= Bounded expansion =

Family of graphs whose shallow minors are sparse graphs

In graph theory, a family of graphs is said to have bounded expansion if all of its shallow minors are sparse graphs. Many natural families of sparse graphs have bounded expansion. A closely related but stronger property, polynomial expansion, is equivalent to the existence of separator theorems for these families. Families with these properties have efficient algorithms for problems including the subgraph isomorphism problem and model checking for the first order theory of graphs.

==Definition and equivalent characterizations==
A t-shallow minor of a graph G is defined to be a graph formed from G by contracting a collection of vertex-disjoint subgraphs of radius t, and deleting the remaining vertices of G. A family of graphs has bounded expansion if there exists a function f such that, in every t-shallow minor of a graph in the family, the ratio of edges to vertices is at most f(t).

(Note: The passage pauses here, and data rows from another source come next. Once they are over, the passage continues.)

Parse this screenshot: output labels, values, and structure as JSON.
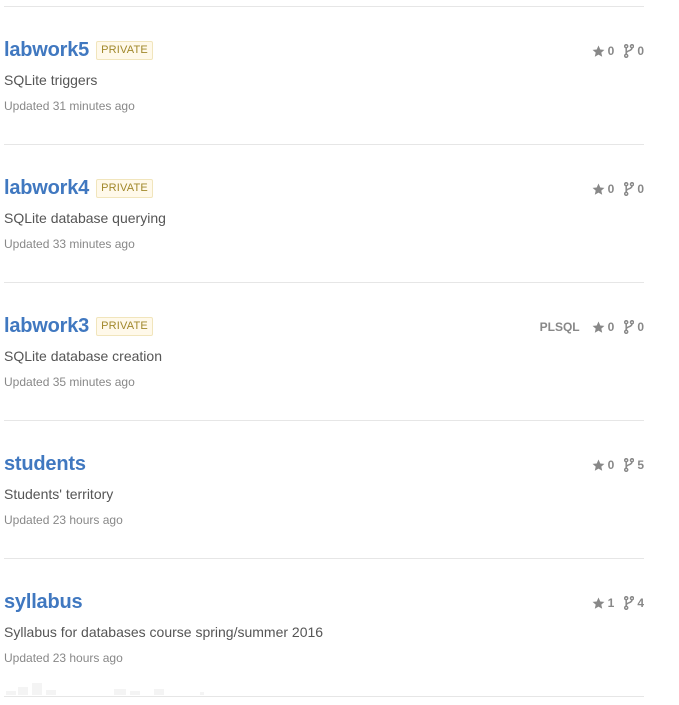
{
  "repos": [
    {
      "name": "labwork5",
      "badge": "PRIVATE",
      "description": "SQLite triggers",
      "updated": "Updated 31 minutes ago",
      "language": "",
      "stars": "0",
      "forks": "0"
    },
    {
      "name": "labwork4",
      "badge": "PRIVATE",
      "description": "SQLite database querying",
      "updated": "Updated 33 minutes ago",
      "language": "",
      "stars": "0",
      "forks": "0"
    },
    {
      "name": "labwork3",
      "badge": "PRIVATE",
      "description": "SQLite database creation",
      "updated": "Updated 35 minutes ago",
      "language": "PLSQL",
      "stars": "0",
      "forks": "0"
    },
    {
      "name": "students",
      "badge": "",
      "description": "Students' territory",
      "updated": "Updated 23 hours ago",
      "language": "",
      "stars": "0",
      "forks": "5"
    },
    {
      "name": "syllabus",
      "badge": "",
      "description": "Syllabus for databases course spring/summer 2016",
      "updated": "Updated 23 hours ago",
      "language": "",
      "stars": "1",
      "forks": "4"
    }
  ],
  "icons": {
    "star": "star-icon",
    "fork": "repo-forked-icon"
  },
  "colors": {
    "link": "#4078c0",
    "badge_text": "#a1882b",
    "badge_bg": "#fff9ea",
    "muted": "#888888"
  }
}
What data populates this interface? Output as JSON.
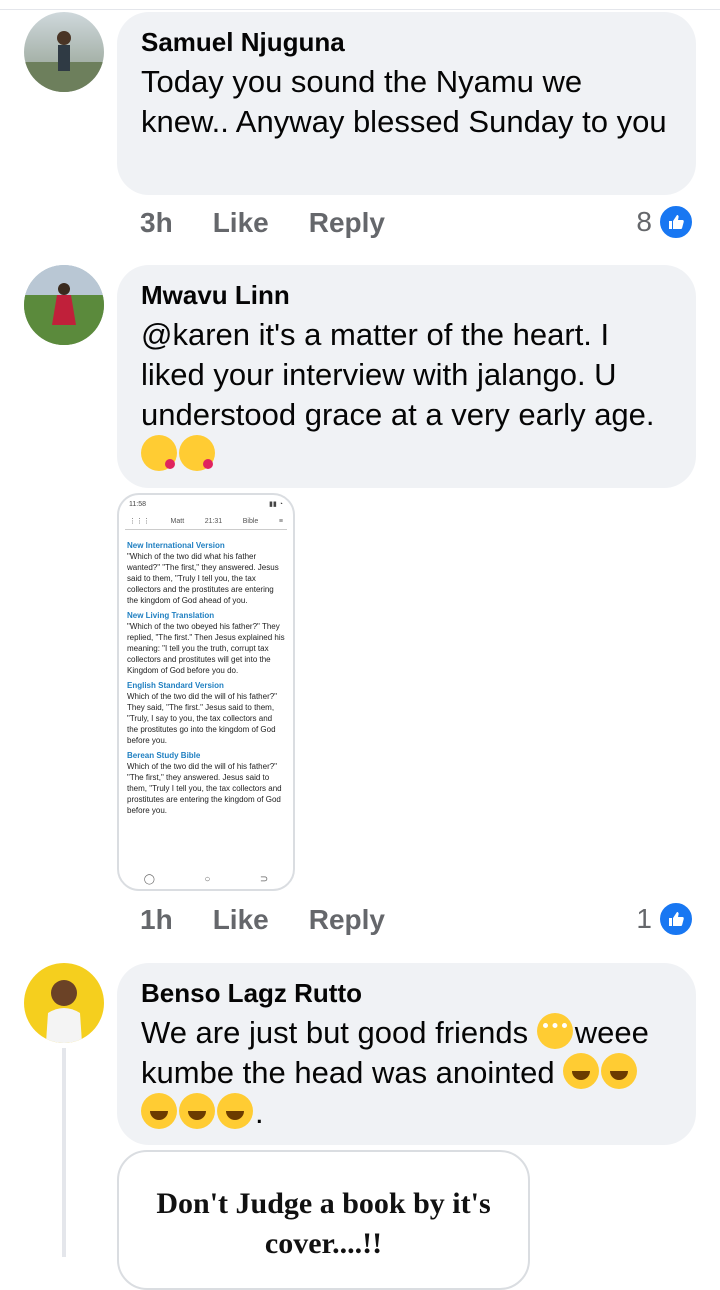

Equivalent definitions of classes of bounded expansions are that all shallow minors have chromatic number bounded by a function of t, or that the given family has a bounded value of a topological parameter. Such a parameter is a graph invariant that is monotone under taking subgraphs, such that the parameter value can change only in a controlled way when a graph is subdivided, and such that a bounded parameter value implies that a graph has bounded degeneracy.

==Polynomial expansion and separator theorems==
A stronger notion is polynomial expansion, meaning that the function f used to bound the edge density of shallow minors is a polynomial. If a hereditary graph family obeys a separator theorem, stating that any n-vertex graph in the family can be split into pieces with at most n/2 vertices by the removal of O(n^{c}) vertices for some constant c < 1, then that family necessarily has polynomial expansion. Conversely, graphs with polynomial expansion have sublinear separator theorems.

==Classes of graphs with bounded expansion==
Because of the connection between separators and expansion, every minor-closed graph family, including the family of planar graphs, has polynomial expansion. The same is true for 1-planar graphs, and more generally the graphs that can be embedded onto surfaces of bounded genus with a bounded number of crossings per edge, as well as the biclique-free string graphs, since these all obey similar separator theorems to the planar graphs. In higher dimensional Euclidean spaces, intersection graphs of systems of balls with the property that any point of space is covered by a bounded number of balls also obey separator theorems that imply polynomial expansion.

Although graphs of bounded book thickness do not have sublinear separators, they also have bounded expansion. Other graphs of bounded expansion include graphs of bounded degree, random graphs of bounded average degree in the Erdős–Rényi model, and graphs of bounded queue number.

==Algorithmic applications==
Instances of the subgraph isomorphism problem in which the goal is to find a target graph of bounded size, as a subgraph of a larger graph whose size is not bounded, may be solved in linear time when the larger graph belongs to a family of graphs of bounded expansion. The same is true for finding cliques of a fixed size, finding dominating sets of a fixed size, or more generally testing properties that can be expressed by a formula of bounded size in the first-order logic of graphs.

For graphs of polynomial expansion, there exist polynomial-time approximation schemes for the set cover problem, maximum independent set problem, dominating set problem, and several other related graph optimization problems.